Friday, July 6, 2007

Songs for Your Stories

I’ll be out of the office on Friday, so I’m writing my blog post a couple days early, sitting in Panera Bread, sipping the decaf of the day and nibbling on an orange scone. Mixed with the typical café sounds, beautiful piano strains are filling my ears with pleasant background noise. A medley from Phantom of the Opera just finished, and as I enjoyed the music, memories of the story and seeing the production on Broadway played through my mind. Makes me want to hop a plane and head for NYC to see the show again or at least watch the movie version for the umpteenth time.

Of course I love books, but obviously a movie or production can tell a tale in a totally different way. Adding music to a story can set just the right mood and create just the right emotion. Writers of books have a challenge to create the right mood and emotion using only words on the page--no sorrowful violin solos for heart wrenching scenes or ominous bangs on the piano to set up suspense.

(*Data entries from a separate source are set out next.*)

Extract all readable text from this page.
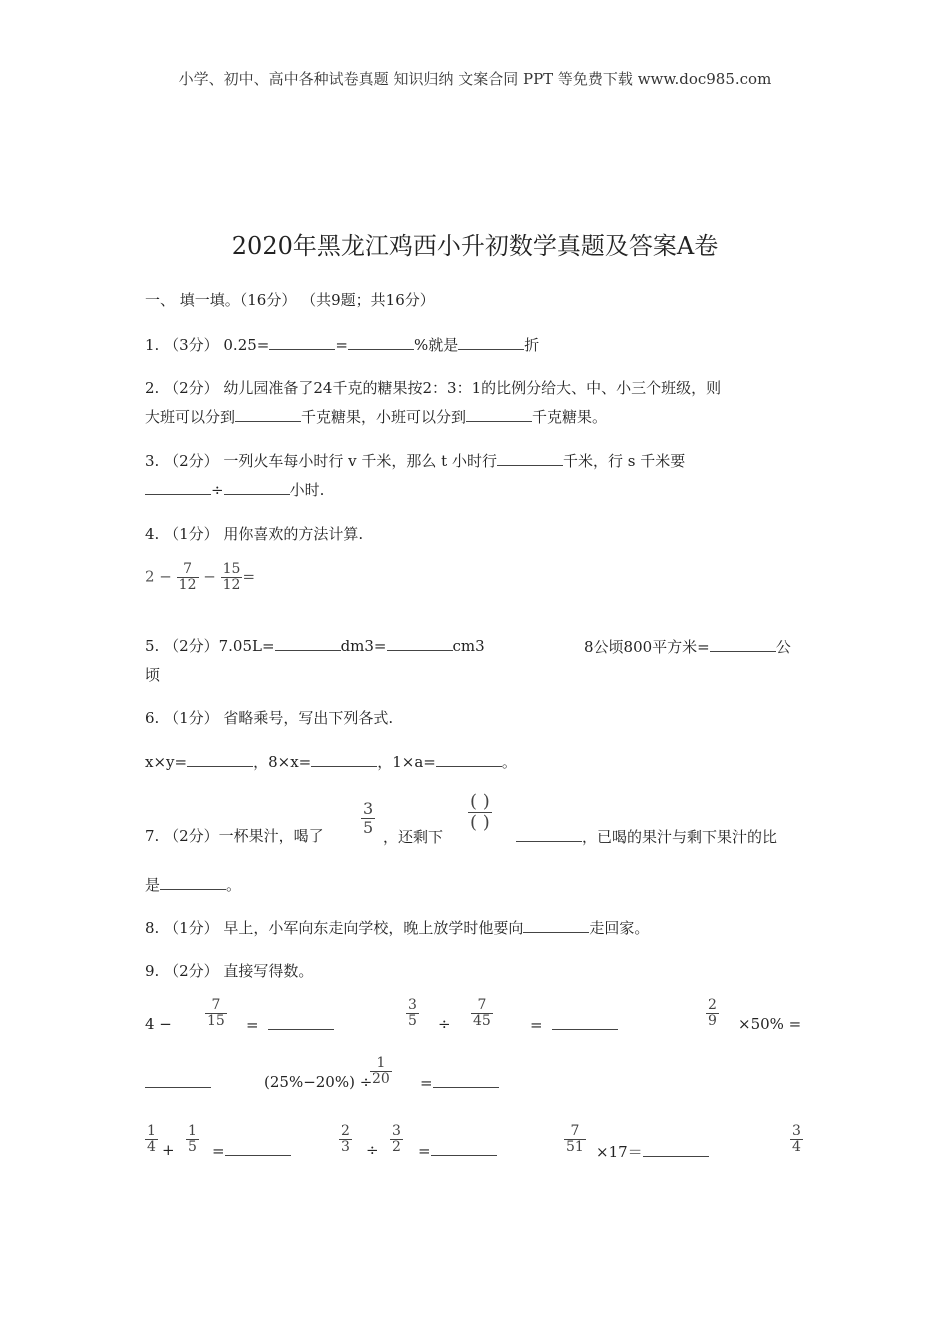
小学、初中、高中各种试卷真题 知识归纳 文案合同 PPT 等免费下载 www.doc985.com
2020年黑龙江鸡西小升初数学真题及答案A卷
一、 填一填。（16分） （共9题；共16分）
1. （3分） 0.25=	=	%就是	折
2. （2分） 幼儿园准备了24千克的糖果按2：3：1的比例分给大、中、小三个班级，则
大班可以分到	千克糖果，小班可以分到	千克糖果。
3. （2分） 一列火车每小时行 v 千米，那么 t 小时行	千米，行 s 千米要
÷	小时.
4. （1分） 用你喜欢的方法计算.
$2 - \frac{7}{12} - \frac{15}{12}$ =
5. （2分）7.05L=	dm3=	cm3	8公顷800平方米=	公
顷
6. （1分） 省略乘号，写出下列各式.
x×y=	，8×x=	，1×a=	。
7. （2分）一杯果汁，喝了 $\frac{3}{5}$ ，还剩下
$\frac{( )}{( )}$
，已喝的果汁与剩下果汁的比
是	。
8. （1分） 早上，小军向东走向学校，晚上放学时他要向	走回家。
9. （2分） 直接写得数。
$4 - \frac{7}{15}$ =	$\frac{3}{5} \div \frac{7}{45}$ =	$\frac{2}{9} \times 50\%$ =
(25%−20%) ÷
$\frac{1}{20}$ =
$\frac{1}{4} + \frac{1}{5}$ =	$\frac{2}{3} \div \frac{3}{2}$ =	$\frac{7}{51} \times 17=$	$\frac{3}{4}$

But just for fun, pretend you could create soundtracks for your stories. Don’t you love hearing music or a song that you instantly associate with a favorite movie? Tell us what theme song you’d want readers to associate with one of your titles.

7 comments:

Janet B said...

In my novel, I used the song, Unforgettable, to set the mood. When the hero tunes in an oldie station, and the song by Nat King Cole comes across the airwaves,the heroine begins to realize that what she'd felt for the hero was just that...unforgettable.

JanetB said...

Ha! I should have said, my novel, Unforgettable. JanetB

Mary Connealy said...

The book Calico Canyon, that I've just finished editing, had as a musical them Great is Thy Faithfulness. I even named it that at first. I wanted to explore the idea that we think so much about how we need to do better at faithfulness to God, but we need to remember that, no matter what, God is always, ALWAYS faithful to us.
When my heroine remembers that Bible verse--now the foundation of that great hymn--she also remembers the long lost courage of her youth and becomes the bravest little Christian imaginable.
And boy does she need to be brave with a new husband she never asked for and his five unruly sons that live to torment her.

Jennifer Johnson said...

The story I'm writing currently is about a gal trying to figure out who she is as a new disciple of Christ and as a woman; however, she's a bit on the ditzy...no, I will say spontaneous side. :) Maybe her theme song is "I'm a Little Teapot" or "The Hokey Pokey." In truth, she's looking for "It is Well with my Soul," but she's still living "How Great is Our God." I'm getting ready to write another chapter. I'll be thinking of the mood/song theme. :)

Pinky said...

First I love Panera!!! And B, thanks for taking time to write to us....i know I need all the ehlp I can get!

Cara Putman said...

I bought a CD called SOngs that Got Us Through the War on Amazon. It's filled with great songs like Boogie Woogie Bugle Boy, It's been a Long, Long Time, and I'll be Seeing You. I fire up iTunes, and listen to favorites from that, and I'm instantly transported to 1943. Hmm, I may just have to treat myself to another CD for Captive Dreams.

Janice Thompson said...

I'm such a music lover (and have a strong history in theater), so this subject interests me a great deal. As I wrote RED LIKE CRIMSON and WHITE AS SNOW, I had a song running through my head most of the time. It was a worship song I'd learned as a teen called "Come, Let Us Reason," based on the scripture used in the book. ("Come let us reason together; that's what God says. Come, let us reason together says the Lord. Though your sins be as scarlet, they shall be as white as snow. Though they be red like crimson, they shall be as wool." What a perfect companion to these stories!